The cooked pork belly can be served as cutters, with rice or noodles or be sandwiched between bread and rolls. It makes for excellent paring with Asian-style steamed buns.

INGREDIENTS

  • Braised Pork Belly with Steamed Rice
    Photo by Cynthia Nelson

    3 pounds pork belly with skin on

  • 1 tablespoon grated garlic
  • 1 tablespoon grated fresh ginger
  • Minced hot pepper to taste
  • 2 tablespoons regular soy sauce
  • 1 tablespoon dark soy sauce
  • 1 teaspoon black Chinese vinegar or dry sherry
  • 1 teaspoon sugar 2 teaspoons sweet soy sauce
  • Salt to taste
  • Thinly sliced scallions/green onions

DIRECTIONS

  1. Wash and pat dry the meat. Cut it into 2-inch pieces and add to a bowl.
  2. Add the remaining ingredients except the scallions/green onions to the bowl with the meat and mix well ensuring that the meat is well coated with the sauces etc.
  3. Cover bowl tightly and refrigerate overnight.
  4. At least 1 hour before you are ready to cook, bring the meat up to room temperature. Remove the meat from the marinade (reserve the marinade).
  5. Braised Pork Belly
    Photo by Cynthia Nelson

    Heat a pressure cooker or heavy bottomed pan/pot over medium heat until hot with wisps of smoke starting to swirl upwards.

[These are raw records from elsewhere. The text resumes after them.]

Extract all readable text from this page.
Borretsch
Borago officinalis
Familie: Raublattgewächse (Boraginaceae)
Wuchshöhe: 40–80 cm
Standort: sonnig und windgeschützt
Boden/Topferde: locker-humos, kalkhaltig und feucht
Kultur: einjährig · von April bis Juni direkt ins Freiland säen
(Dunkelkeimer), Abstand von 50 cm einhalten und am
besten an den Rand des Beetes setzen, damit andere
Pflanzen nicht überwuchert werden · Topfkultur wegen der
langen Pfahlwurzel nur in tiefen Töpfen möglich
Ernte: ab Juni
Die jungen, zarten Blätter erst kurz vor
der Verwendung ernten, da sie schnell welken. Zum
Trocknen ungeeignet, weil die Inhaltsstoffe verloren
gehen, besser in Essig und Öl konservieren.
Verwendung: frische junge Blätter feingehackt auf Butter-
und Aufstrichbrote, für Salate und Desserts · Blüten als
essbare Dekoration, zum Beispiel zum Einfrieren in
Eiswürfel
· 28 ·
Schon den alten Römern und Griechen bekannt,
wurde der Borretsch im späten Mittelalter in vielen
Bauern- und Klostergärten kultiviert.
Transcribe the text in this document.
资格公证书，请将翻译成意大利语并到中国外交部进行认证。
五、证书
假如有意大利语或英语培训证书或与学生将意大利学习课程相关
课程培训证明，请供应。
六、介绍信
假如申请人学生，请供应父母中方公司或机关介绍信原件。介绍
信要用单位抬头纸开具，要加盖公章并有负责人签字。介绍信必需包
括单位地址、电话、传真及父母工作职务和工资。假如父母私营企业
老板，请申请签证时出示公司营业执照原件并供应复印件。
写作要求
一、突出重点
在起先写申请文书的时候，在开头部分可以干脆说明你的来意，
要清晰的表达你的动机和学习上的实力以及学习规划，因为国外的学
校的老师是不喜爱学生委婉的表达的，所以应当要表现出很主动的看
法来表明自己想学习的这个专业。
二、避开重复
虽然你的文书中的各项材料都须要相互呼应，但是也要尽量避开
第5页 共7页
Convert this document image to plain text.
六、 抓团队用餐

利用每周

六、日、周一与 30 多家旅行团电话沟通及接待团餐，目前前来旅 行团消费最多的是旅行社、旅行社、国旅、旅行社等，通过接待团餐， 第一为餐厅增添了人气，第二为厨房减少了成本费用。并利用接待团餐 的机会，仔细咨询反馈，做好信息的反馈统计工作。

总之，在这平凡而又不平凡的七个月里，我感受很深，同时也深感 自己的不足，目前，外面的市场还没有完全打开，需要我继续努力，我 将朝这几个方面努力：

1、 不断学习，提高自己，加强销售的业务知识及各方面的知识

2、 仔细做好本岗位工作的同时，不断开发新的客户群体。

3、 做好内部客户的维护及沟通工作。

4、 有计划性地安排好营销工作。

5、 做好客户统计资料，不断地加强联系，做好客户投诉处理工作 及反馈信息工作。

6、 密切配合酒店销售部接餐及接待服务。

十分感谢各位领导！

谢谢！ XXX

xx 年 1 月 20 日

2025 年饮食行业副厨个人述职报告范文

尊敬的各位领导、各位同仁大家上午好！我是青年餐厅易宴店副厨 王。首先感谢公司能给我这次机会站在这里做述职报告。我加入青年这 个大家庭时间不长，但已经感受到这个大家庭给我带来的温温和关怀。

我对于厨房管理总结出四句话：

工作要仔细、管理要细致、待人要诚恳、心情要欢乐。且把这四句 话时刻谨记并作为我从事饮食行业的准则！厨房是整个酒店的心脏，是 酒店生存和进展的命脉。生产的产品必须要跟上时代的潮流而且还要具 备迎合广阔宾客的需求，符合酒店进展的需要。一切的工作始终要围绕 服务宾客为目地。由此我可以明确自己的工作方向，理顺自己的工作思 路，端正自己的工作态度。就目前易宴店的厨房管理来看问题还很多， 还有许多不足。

  6. Add the meat in an even layer to the pot/pan and let cook for 3 minutes before tossing and turning. Cook for another 3 minutes then pour in reserved liquid. Cover and bring pot up to pressure. Cook for 5 minutes then reduce heat to low/simmer and cook for 15 minutes. If using a regular pot, bring to a boil and then immediately reduce heat to low and cook covered for 45 minutes or until meat is tender.
  7. Release pressure and give pot a good stir. Taste and adjust seasoning – salt or pepper to suit your taste. It should be savoury with a subtle hint of sweetness. Let rest of 15 minutes before serving; garnish with scallions before serving.